Pada waktu dulu, saat Para Rasul (Murid Kristus Yesus) hidup mendampingi murid-murid mereka di Antokhia, pada saat itulah orang lain menamakan Para Rasul sebagai Kristen. Kristen artinya pengikut Kristus Yesus. Kenapa mereka disebut Kristen adalah karena kehidupan mereka sangat mencerminkan kehidupan pribadi Kristus Yesus. Mereka selalu mengajar kebaikan, melakukan hal-hal yang ajaib seperti menyembuhkan penyakit dan lain-lain.
Berdasarkan pengamatan orang terhadap kehidupan kitalah maka kita disebut orang beragama. Bukan sebaliknya, kita yang mengangsurkan diri kepada orang lain sambil memperlihatkan bahwa kita orang yang beragama. Bercuap-cuap tentang hal-hal yang dianut bahkan menyalahkan orang-orang yang tidak mau sejalan dengan kita.
Seperti kita pernah merasakan dampaknya, orang-orang yang sudah fanatik terhadap keyakinannya akan terus meningkatkan pemahamannya dengan menyalahkan orang di luar dia, titik tertingginya adalah membunuh orang yang berseberangan paham dengannya! Hal ini sudah banyak terjadi di Indonesia ini, dan sekarang kita bisa lihat di Norwegia.

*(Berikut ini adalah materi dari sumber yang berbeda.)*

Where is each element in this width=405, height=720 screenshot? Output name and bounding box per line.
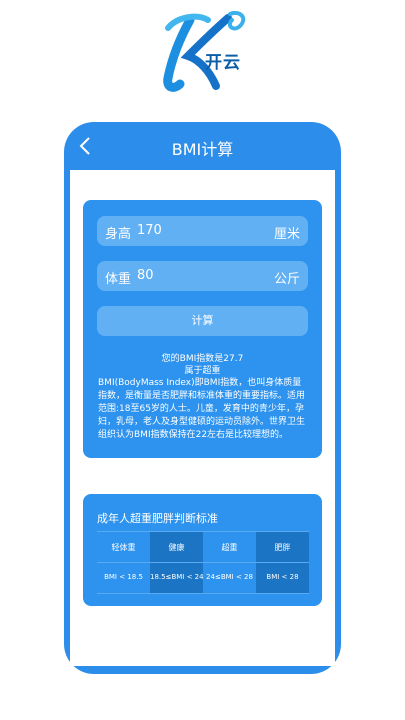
- table-cell: BMI < 28: [266, 573, 299, 581]
- table-divider: [97, 562, 309, 563]
- table-divider: [97, 531, 309, 532]
- bmi-description: BMI(BodyMass Index)即BMI指数，也叫身体质量指数，是衡量是否…: [98, 378, 306, 440]
- height-label: 身高: [105, 227, 132, 242]
- height-unit: 厘米: [273, 227, 300, 242]
- table-header: 肥胖: [274, 543, 291, 552]
- table-header: 健康: [168, 543, 185, 552]
- calculate-button[interactable]: 计算: [97, 306, 308, 336]
- table-header: 超重: [221, 543, 238, 552]
- table-cell: BMI < 18.5: [104, 573, 143, 581]
- logo-text: 开云: [205, 53, 241, 73]
- weight-label: 体重: [105, 272, 132, 287]
- height-field[interactable]: 身高 170 厘米: [97, 216, 308, 246]
- weight-unit: 公斤: [273, 272, 300, 287]
- table-header: 轻体重: [111, 543, 136, 552]
- page-title: BMI计算: [171, 140, 234, 159]
- standards-title: 成年人超重肥胖判断标准: [97, 512, 218, 525]
- table-cell: 18.5≤BMI < 24: [150, 573, 203, 581]
- height-value[interactable]: 170: [137, 223, 162, 238]
- weight-value[interactable]: 80: [137, 268, 154, 283]
- result-category: 属于超重: [184, 366, 221, 376]
- table-divider: [97, 593, 309, 594]
- table-cell: 24≤BMI < 28: [206, 573, 253, 581]
- weight-field[interactable]: 体重 80 公斤: [97, 261, 308, 291]
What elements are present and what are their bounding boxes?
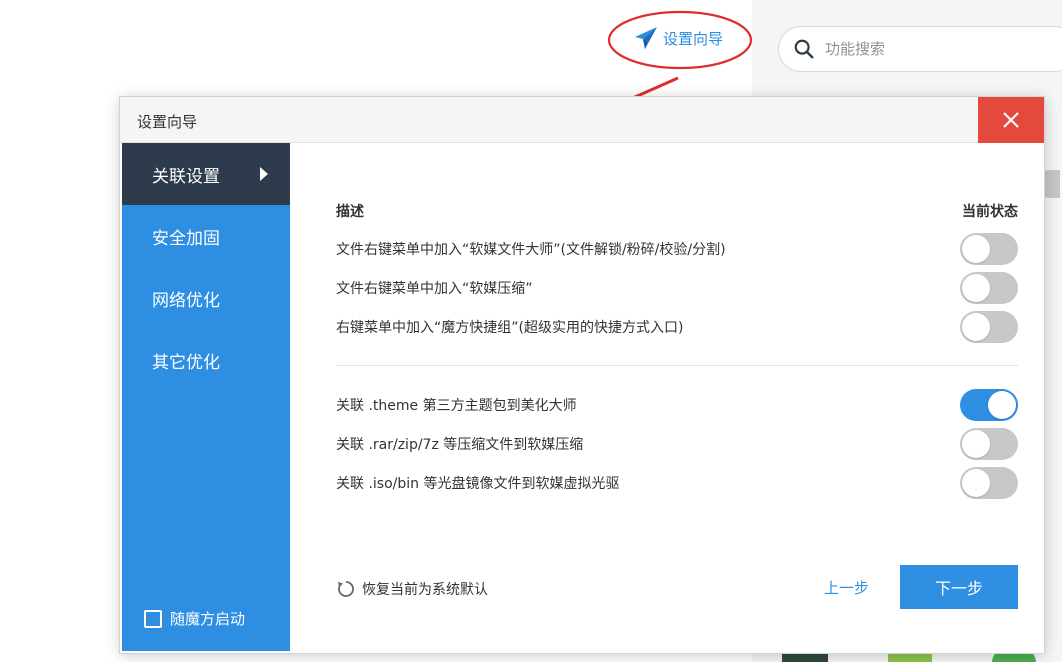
toggle-knob	[962, 235, 990, 263]
next-step-button[interactable]: 下一步	[900, 565, 1018, 609]
setting-label: 关联 .iso/bin 等光盘镜像文件到软媒虚拟光驱	[336, 476, 620, 492]
close-icon	[1003, 112, 1019, 128]
dialog-title: 设置向导	[137, 113, 198, 131]
column-header-state: 当前状态	[962, 204, 1018, 220]
checkbox-icon[interactable]	[144, 609, 162, 628]
sidebar-item-label: 安全加固	[152, 228, 220, 249]
paper-plane-icon	[635, 27, 657, 49]
settings-wizard-link[interactable]: 设置向导	[633, 24, 723, 52]
setting-label: 关联 .rar/zip/7z 等压缩文件到软媒压缩	[336, 437, 584, 453]
setting-row: 关联 .theme 第三方主题包到美化大师	[336, 389, 1018, 421]
sidebar-item-network[interactable]: 网络优化	[122, 267, 290, 329]
setting-label: 文件右键菜单中加入“软媒文件大师”(文件解锁/粉碎/校验/分割)	[336, 242, 726, 258]
toggle-switch[interactable]	[960, 311, 1018, 343]
sidebar-item-association[interactable]: 关联设置	[122, 143, 290, 205]
toggle-knob	[962, 313, 990, 341]
toggle-switch[interactable]	[960, 428, 1018, 460]
close-button[interactable]	[978, 97, 1044, 143]
screen: 设置向导 设置向导 关联设置 安全加固 网	[0, 0, 1062, 662]
sidebar-item-label: 关联设置	[152, 166, 220, 187]
toggle-switch[interactable]	[960, 467, 1018, 499]
restore-defaults-label: 恢复当前为系统默认	[362, 582, 488, 598]
setting-label: 右键菜单中加入“魔方快捷组”(超级实用的快捷方式入口)	[336, 320, 684, 336]
sidebar-item-other[interactable]: 其它优化	[122, 329, 290, 391]
dialog-content: 描述 当前状态 文件右键菜单中加入“软媒文件大师”(文件解锁/粉碎/校验/分割)…	[336, 143, 1018, 651]
setting-row: 关联 .rar/zip/7z 等压缩文件到软媒压缩	[336, 428, 1018, 460]
restore-defaults-link[interactable]: 恢复当前为系统默认	[336, 579, 488, 599]
setting-row: 右键菜单中加入“魔方快捷组”(超级实用的快捷方式入口)	[336, 311, 1018, 343]
refresh-icon	[338, 581, 354, 597]
toggle-knob	[962, 274, 990, 302]
toggle-switch[interactable]	[960, 233, 1018, 265]
setting-row: 文件右键菜单中加入“软媒压缩”	[336, 272, 1018, 304]
column-header-description: 描述	[336, 204, 364, 220]
toggle-switch[interactable]	[960, 389, 1018, 421]
settings-wizard-label: 设置向导	[663, 29, 724, 48]
sidebar-item-security[interactable]: 安全加固	[122, 205, 290, 267]
autostart-checkbox[interactable]: 随魔方启动	[144, 608, 245, 629]
dialog-sidebar: 关联设置 安全加固 网络优化 其它优化 随魔方启动	[122, 143, 290, 651]
autostart-label: 随魔方启动	[170, 610, 246, 628]
setting-label: 文件右键菜单中加入“软媒压缩”	[336, 281, 533, 297]
search-box[interactable]	[778, 26, 1062, 72]
caret-right-icon	[260, 167, 268, 181]
dialog-titlebar[interactable]: 设置向导	[120, 97, 1044, 143]
sidebar-item-label: 网络优化	[152, 290, 220, 311]
settings-wizard-dialog: 设置向导 关联设置 安全加固 网络优化 其它优化 随魔方启动 描述 当前状态 文…	[120, 97, 1044, 653]
setting-row: 关联 .iso/bin 等光盘镜像文件到软媒虚拟光驱	[336, 467, 1018, 499]
toggle-switch[interactable]	[960, 272, 1018, 304]
toggle-knob	[962, 430, 990, 458]
setting-row: 文件右键菜单中加入“软媒文件大师”(文件解锁/粉碎/校验/分割)	[336, 233, 1018, 265]
search-icon	[794, 39, 814, 59]
setting-label: 关联 .theme 第三方主题包到美化大师	[336, 398, 577, 414]
section-divider	[336, 365, 1018, 366]
toggle-knob	[962, 469, 990, 497]
previous-step-button[interactable]: 上一步	[824, 577, 869, 598]
toggle-knob	[988, 391, 1016, 419]
sidebar-item-label: 其它优化	[152, 352, 220, 373]
search-input[interactable]	[825, 40, 1045, 58]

Lantas apakah kita tidak boleh fanatik terhadap keyakinan kita? Winston Churchill mengatakan "Seorang yang fanatik adalah orang yang tidak mau mengubah pemikirannya dan tidak mau mengubah apa yang dipikirkannya itu." Orang fanatik cenderung menganggap segala sesuatu yang menjadi bahan pemikirannya itu sudah final. Tidak akan berubah.

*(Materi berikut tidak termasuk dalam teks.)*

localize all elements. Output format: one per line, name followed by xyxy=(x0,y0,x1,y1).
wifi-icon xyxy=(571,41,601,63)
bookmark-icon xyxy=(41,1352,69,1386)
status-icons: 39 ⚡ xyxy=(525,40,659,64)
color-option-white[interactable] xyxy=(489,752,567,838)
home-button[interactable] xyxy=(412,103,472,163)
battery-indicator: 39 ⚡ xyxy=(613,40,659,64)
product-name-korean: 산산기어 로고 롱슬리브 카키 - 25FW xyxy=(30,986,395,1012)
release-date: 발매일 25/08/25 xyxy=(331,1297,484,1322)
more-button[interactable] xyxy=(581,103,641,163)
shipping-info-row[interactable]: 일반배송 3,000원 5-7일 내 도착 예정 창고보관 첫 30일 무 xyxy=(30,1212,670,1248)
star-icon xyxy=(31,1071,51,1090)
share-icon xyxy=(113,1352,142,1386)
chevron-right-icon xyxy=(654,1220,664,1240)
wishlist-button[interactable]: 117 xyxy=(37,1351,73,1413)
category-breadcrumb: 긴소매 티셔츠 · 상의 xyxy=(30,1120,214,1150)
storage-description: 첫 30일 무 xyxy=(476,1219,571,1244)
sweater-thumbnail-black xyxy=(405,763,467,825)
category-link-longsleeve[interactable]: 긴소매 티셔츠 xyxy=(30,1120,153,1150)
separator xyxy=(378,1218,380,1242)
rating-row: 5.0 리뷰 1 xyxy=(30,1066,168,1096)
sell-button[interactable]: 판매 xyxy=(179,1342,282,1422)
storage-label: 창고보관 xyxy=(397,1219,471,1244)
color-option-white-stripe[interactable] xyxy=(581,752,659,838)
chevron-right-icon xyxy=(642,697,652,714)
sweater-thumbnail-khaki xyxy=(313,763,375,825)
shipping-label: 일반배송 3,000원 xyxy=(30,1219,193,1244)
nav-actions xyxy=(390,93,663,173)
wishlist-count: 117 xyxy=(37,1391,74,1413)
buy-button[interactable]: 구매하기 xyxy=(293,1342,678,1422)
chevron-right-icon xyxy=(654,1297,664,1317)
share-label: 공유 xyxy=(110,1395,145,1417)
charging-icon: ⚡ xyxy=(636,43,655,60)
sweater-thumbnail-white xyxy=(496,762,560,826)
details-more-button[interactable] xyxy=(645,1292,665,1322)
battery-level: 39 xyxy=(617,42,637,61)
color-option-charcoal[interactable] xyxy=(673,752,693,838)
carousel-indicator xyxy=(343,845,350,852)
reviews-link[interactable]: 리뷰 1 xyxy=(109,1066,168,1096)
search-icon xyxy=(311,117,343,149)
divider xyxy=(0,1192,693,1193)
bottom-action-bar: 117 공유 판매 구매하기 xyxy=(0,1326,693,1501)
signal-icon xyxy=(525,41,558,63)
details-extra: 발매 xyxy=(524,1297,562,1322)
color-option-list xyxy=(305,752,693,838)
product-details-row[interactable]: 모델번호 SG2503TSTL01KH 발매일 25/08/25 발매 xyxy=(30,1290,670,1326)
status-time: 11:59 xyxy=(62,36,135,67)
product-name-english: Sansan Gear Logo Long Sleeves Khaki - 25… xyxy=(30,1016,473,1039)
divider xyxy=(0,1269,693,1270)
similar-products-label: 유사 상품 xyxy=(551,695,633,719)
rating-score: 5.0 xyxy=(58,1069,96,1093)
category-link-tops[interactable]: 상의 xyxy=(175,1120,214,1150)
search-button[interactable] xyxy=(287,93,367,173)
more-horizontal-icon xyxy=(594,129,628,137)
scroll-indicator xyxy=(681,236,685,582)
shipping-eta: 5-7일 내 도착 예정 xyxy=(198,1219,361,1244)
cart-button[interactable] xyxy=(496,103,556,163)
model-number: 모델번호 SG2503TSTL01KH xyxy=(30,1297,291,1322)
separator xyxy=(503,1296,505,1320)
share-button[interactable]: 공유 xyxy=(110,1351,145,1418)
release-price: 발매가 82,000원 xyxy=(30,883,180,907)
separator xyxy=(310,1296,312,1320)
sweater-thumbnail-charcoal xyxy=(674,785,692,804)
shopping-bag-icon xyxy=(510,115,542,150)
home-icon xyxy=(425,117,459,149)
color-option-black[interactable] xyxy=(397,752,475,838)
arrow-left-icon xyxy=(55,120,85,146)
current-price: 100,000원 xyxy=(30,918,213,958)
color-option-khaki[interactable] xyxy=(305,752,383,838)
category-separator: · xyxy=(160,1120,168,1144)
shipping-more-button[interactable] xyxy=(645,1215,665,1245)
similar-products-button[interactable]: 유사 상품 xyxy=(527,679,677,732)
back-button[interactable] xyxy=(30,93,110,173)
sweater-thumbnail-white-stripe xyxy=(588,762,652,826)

Padahal yang tetap hanyalah perubahan itu sendiri. Kalau menilik pernyataan Allah kepada manusia, sesungguhnya ada tingkatan pemahaman yang diberikan olehNya. Pertama, ketika Allah menyatakan diri kepada Abram, Dia hanya meminta Abram meninggalkan segala kepunyaannya dan pergi ke suatu tempat. Pada masa itulah, Allah tidak menyatakan diri tetapi memberikan gelar kepada Abram yaitu Abraham.

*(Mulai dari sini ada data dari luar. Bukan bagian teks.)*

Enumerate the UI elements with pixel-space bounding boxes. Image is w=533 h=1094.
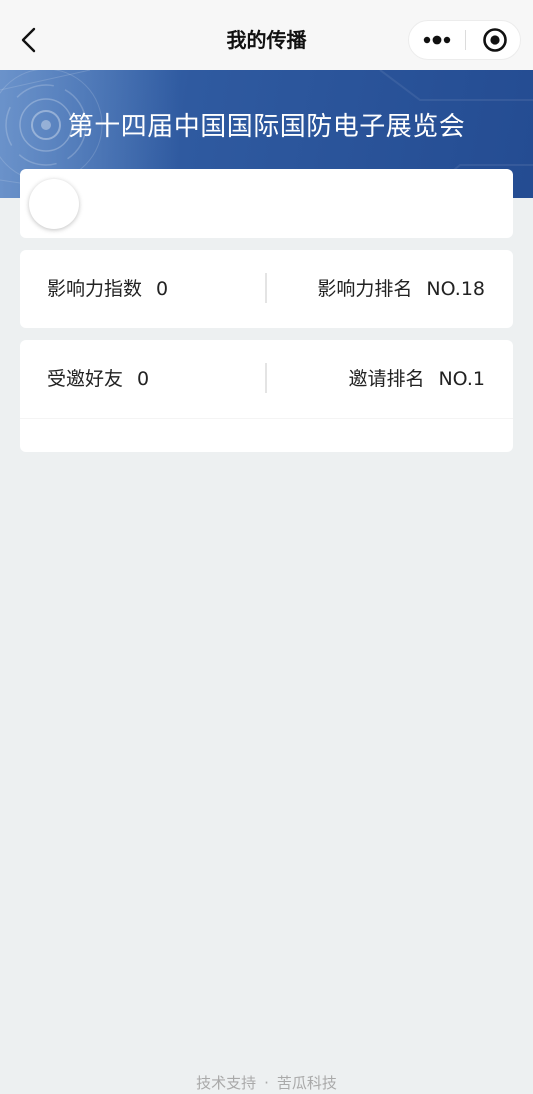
footer-company: 苦瓜科技 (276, 1074, 337, 1092)
target-circle-icon (483, 28, 507, 52)
avatar[interactable] (29, 179, 79, 229)
more-button[interactable] (409, 21, 465, 59)
influence-rank-label: 影响力排名 (317, 278, 413, 300)
invite-card: 受邀好友 0 邀请排名 NO.1 (20, 340, 513, 452)
invite-rank-label: 邀请排名 (348, 368, 425, 390)
influence-row: 影响力指数 0 影响力排名 NO.18 (20, 250, 513, 328)
more-dots-icon (423, 35, 451, 45)
influence-index: 影响力指数 0 (47, 274, 168, 304)
stat-divider (265, 273, 267, 303)
influence-rank-value: NO.18 (426, 278, 485, 300)
row-separator (20, 418, 513, 419)
influence-rank: 影响力排名 NO.18 (317, 274, 485, 304)
stat-divider (265, 363, 267, 393)
influence-index-label: 影响力指数 (47, 278, 143, 300)
close-miniprogram-button[interactable] (466, 21, 520, 59)
footer-separator: · (264, 1074, 269, 1092)
invite-rank: 邀请排名 NO.1 (348, 364, 485, 394)
invite-rank-value: NO.1 (438, 368, 485, 390)
invited-friends-label: 受邀好友 (47, 368, 124, 390)
navigation-bar: 我的传播 (0, 0, 533, 70)
footer-support-label: 技术支持 (196, 1074, 257, 1092)
influence-index-value: 0 (156, 278, 169, 300)
menu-capsule (408, 20, 521, 60)
invited-friends-value: 0 (137, 368, 150, 390)
footer: 技术支持 · 苦瓜科技 (0, 1072, 533, 1094)
invite-row: 受邀好友 0 邀请排名 NO.1 (20, 340, 513, 418)
influence-card: 影响力指数 0 影响力排名 NO.18 (20, 250, 513, 328)
profile-card (20, 169, 513, 238)
invited-friends: 受邀好友 0 (47, 364, 149, 394)
banner-title: 第十四届中国国际国防电子展览会 (67, 112, 466, 142)
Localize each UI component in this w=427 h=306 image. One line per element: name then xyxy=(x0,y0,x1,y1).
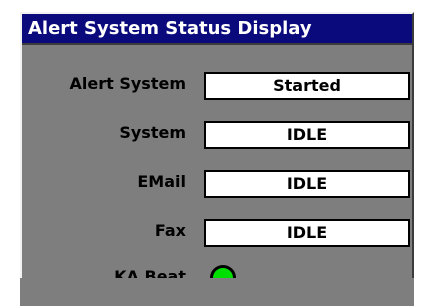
panel-bottom-edge xyxy=(20,278,414,306)
fax-status-field: IDLE xyxy=(204,219,410,247)
fax-label: Fax xyxy=(154,221,186,240)
alert-system-label: Alert System xyxy=(69,74,186,93)
system-label: System xyxy=(119,123,186,142)
email-status-field: IDLE xyxy=(204,170,410,198)
email-label: EMail xyxy=(137,172,186,191)
system-status-field: IDLE xyxy=(204,121,410,149)
alert-status-window: Alert System Status Display Alert System… xyxy=(20,12,414,291)
title-bar: Alert System Status Display xyxy=(22,14,412,45)
status-panel: Alert System Started System IDLE EMail I… xyxy=(22,45,412,291)
alert-system-status-field: Started xyxy=(204,72,410,100)
window-title: Alert System Status Display xyxy=(28,18,312,39)
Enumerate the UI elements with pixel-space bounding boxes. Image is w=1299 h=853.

Kedua, saat Musa diminta menuntun bangsa Yahudi keluar dari Mesir, Allah baru menyatakan dirinya sebagai "Aku." Dan pada saat Kristus mengajar, Allah baru memberitahukan tentang nama dan kuasaNya. Selalu ada tingkatan pemahaman untuk memahami Allah. Ada evolusi pemikiran. Jadi, orang yang berpikiran semuanya sudah final (dalam hal agama) kemungkinan besar keliru.
Bahkan, setelah Kristus Yesus naik ke surga pun, Dia mengatakan akan adanya Roh Kudus yang akan membantu manusia untuk memahami Allah. Dan paling akhir Dia mengatakan akan datang kembali sebagai hakim. Artinya, sesuatu yang final tentang beragama baru akan diketok palu nanti pada saat kedatangan Kristus yang kedua kali. Begitulah kata Alkitab.
Lantas, bagaimana kita beragama saat ini? Tidak ada cara lain selain mengambil teladan dari tokoh-tokoh yang telah ditulis dalam kitab-kitab suci. Sebab mereka telah lolos sebagai orang baik di dunia ini. Meskipun dikatakan Abraham pun belum sampai di sorga, tetapi kita semua tahu Abraham hidup sebagai orang yang diberkati. Dan lain-lain tokoh pun begitu seperti Ayub, Daniel, Lot, Yohanes Pembaptis, dan (bagi saya) Kristus Yesus sendiri.
Tentang agama-agama di luar keyakinan kita bagaimana? Kristus Yesus pernah mengisahkan tentang orang Samaria yang baik. Artinya selama orang-orang beragama lain di luar keyakinan pribadi berbuat baik terhadap sesama, untuk apa di"singgung." Mereka pasti mendapat balasan juga atas kebaikan mereka.
Sekali lagi, fanatisme justru mencerminkan hal yang di luar dari agama yang dianut sebab tak ada agama yang menyuruh pengamalnya untuk membunuh orang lain, bukan?